I often process some data by programs where by data. To make is simple let us consider that data is a single series of numbers of same magnitude. When the numbers are unreasonably high it might be useful to normalize the data. One of common transformations is substracting the average from all values. After this transformation the transformed data will have the average zero.
Other common transformation which can be done after having zero average is dividing the data by their standard deviation. After appling this transformation the new data have unit variance.
When working with data normalized this way I expect that numerical errors should be smaller. However I seem to fail to do these transformations because the numerical errors appear even when I am trying to compute standard deviation.
Bellow is sample code in c# where I try to compute standard deviation. It can be easily seen even without statistical knowledge (of the formula) that the output of the program should be zero. (If data is array of constants then average of squares of data equals to square of averages.)
static double standardDeviation(double[] data)
{
double sum = 0;
double sumOfSquares = 0;
foreach (double number in data)
{
sum += number;
sumOfSquares += number * number;
}
double average = sum / data.Length;
double averageOfSquares = sumOfSquares / data.Length;
return Math.Sqrt(averageOfSquares - average * average);
}
static void Main(string[] args)
{
double bigNumber = 1478340000000;
double[] data = Enumerable.Repeat(bigNumber, 83283).ToArray();
Console.WriteLine(standardDeviation(data));
}
Instead of zero the program outputs a huge number caused by numerical errors: 2133383.0308878
Note that if I would omit Math.Sqrt (i.e. I would be computing variance instead of standard deviation) then the error would be much higher.
What is the cause and how do I write this with smaler numerical errors?
Although the formula you use for variance is correct mathematically -- ie if you have infinite precision -- it can lead to trouble with finite precision.

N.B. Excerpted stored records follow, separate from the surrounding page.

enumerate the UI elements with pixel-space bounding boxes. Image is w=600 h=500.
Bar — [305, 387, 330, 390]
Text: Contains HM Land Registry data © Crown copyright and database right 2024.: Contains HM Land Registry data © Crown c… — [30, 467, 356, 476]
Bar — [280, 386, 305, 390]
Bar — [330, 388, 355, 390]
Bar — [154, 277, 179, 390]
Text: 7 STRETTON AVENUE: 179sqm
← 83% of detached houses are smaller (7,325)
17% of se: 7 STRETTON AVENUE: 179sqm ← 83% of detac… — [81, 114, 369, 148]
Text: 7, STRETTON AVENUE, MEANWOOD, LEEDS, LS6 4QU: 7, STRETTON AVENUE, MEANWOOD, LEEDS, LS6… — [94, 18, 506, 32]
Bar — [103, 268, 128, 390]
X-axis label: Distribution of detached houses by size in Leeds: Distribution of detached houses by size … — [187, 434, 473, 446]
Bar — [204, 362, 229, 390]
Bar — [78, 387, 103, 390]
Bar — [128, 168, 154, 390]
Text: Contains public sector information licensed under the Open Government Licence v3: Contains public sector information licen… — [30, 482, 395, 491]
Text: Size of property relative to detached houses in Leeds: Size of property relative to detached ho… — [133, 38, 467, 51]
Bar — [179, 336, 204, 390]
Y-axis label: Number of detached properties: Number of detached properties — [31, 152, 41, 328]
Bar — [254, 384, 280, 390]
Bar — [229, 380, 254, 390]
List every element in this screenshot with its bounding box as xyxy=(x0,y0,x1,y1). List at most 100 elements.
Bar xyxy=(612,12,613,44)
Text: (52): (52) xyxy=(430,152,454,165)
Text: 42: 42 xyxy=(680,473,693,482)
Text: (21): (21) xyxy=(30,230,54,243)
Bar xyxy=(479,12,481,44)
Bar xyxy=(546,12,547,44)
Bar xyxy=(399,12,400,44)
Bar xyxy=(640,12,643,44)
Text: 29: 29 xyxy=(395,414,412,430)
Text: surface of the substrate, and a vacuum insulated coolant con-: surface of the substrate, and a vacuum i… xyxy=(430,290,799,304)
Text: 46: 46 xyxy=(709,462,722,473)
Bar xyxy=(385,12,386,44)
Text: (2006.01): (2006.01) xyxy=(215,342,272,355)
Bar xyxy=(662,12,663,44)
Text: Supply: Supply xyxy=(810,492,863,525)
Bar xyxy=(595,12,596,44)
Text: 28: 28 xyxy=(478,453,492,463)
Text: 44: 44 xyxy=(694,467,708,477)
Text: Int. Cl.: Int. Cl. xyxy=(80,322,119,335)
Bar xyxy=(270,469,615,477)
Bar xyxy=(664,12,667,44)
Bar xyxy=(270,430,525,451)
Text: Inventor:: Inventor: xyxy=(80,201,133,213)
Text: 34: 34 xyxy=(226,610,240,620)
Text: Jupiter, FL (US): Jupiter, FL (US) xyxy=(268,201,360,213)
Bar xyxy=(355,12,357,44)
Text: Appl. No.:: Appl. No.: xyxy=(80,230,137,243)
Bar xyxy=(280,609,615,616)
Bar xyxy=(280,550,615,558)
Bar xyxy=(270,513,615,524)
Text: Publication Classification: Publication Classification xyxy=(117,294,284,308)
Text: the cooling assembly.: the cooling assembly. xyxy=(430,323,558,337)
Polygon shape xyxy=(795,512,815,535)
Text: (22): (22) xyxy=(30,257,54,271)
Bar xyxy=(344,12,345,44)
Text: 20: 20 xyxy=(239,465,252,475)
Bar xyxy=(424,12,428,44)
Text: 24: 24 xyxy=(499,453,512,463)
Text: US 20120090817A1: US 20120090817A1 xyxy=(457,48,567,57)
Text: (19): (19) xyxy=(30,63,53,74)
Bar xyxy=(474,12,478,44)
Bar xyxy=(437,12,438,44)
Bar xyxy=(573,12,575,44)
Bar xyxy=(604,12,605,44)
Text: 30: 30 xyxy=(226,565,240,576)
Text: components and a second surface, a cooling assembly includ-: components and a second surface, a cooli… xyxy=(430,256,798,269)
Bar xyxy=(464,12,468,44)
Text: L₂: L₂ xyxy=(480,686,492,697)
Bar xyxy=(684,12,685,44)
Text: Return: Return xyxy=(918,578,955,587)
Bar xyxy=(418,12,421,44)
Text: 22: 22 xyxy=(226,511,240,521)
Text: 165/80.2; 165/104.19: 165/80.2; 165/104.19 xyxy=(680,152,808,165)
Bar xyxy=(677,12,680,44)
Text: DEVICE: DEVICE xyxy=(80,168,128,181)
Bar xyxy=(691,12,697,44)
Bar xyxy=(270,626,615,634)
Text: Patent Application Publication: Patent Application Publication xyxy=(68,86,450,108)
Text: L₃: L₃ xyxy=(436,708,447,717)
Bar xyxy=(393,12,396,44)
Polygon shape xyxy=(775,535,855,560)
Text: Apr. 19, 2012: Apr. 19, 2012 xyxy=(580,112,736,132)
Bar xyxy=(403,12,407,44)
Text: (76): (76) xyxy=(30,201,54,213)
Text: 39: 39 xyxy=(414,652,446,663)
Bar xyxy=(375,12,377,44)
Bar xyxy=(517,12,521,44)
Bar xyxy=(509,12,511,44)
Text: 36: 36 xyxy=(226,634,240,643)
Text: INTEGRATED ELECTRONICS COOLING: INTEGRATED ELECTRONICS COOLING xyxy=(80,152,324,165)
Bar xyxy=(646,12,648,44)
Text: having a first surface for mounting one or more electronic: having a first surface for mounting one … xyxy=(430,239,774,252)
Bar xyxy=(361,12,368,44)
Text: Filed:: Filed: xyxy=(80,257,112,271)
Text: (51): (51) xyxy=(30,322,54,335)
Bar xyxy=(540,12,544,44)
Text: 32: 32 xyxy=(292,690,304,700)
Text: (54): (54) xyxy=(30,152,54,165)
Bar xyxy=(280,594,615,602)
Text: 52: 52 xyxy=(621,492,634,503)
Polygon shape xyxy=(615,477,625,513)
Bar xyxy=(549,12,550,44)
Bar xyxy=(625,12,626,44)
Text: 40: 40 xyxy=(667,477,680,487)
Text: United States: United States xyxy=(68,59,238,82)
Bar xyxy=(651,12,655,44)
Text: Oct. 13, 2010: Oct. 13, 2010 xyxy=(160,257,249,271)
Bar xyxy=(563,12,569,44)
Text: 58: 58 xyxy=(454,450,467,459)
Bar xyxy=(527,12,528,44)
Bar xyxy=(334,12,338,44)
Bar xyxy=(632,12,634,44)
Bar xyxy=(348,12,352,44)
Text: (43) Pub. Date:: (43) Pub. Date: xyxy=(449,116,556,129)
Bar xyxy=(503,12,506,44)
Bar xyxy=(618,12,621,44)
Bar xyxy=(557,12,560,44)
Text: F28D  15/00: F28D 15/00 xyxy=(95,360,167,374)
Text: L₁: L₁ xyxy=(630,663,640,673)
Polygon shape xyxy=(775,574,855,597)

A better way for N data X is to compute
variance = Sum{ square( X[i] - mean) }/ N
where
mean = Sum{ X[i] } /N
As written this requires two passes through the data. If this is awkward you can in fact do it in a single pass. You need to keep three variables, n (number of data items seen so far) mean and variance. These should all be initialised to 0 (aka 0.0). Then when you get the next data item x:
n = n + 1
f = 1.0/n
d = x-mean
mean = mean + f*d
variance = (1.0-f)*(variance + f*d*d)
At each stage after processing a data item n, mean, variance are indeed the count, mean and variance of the data so far.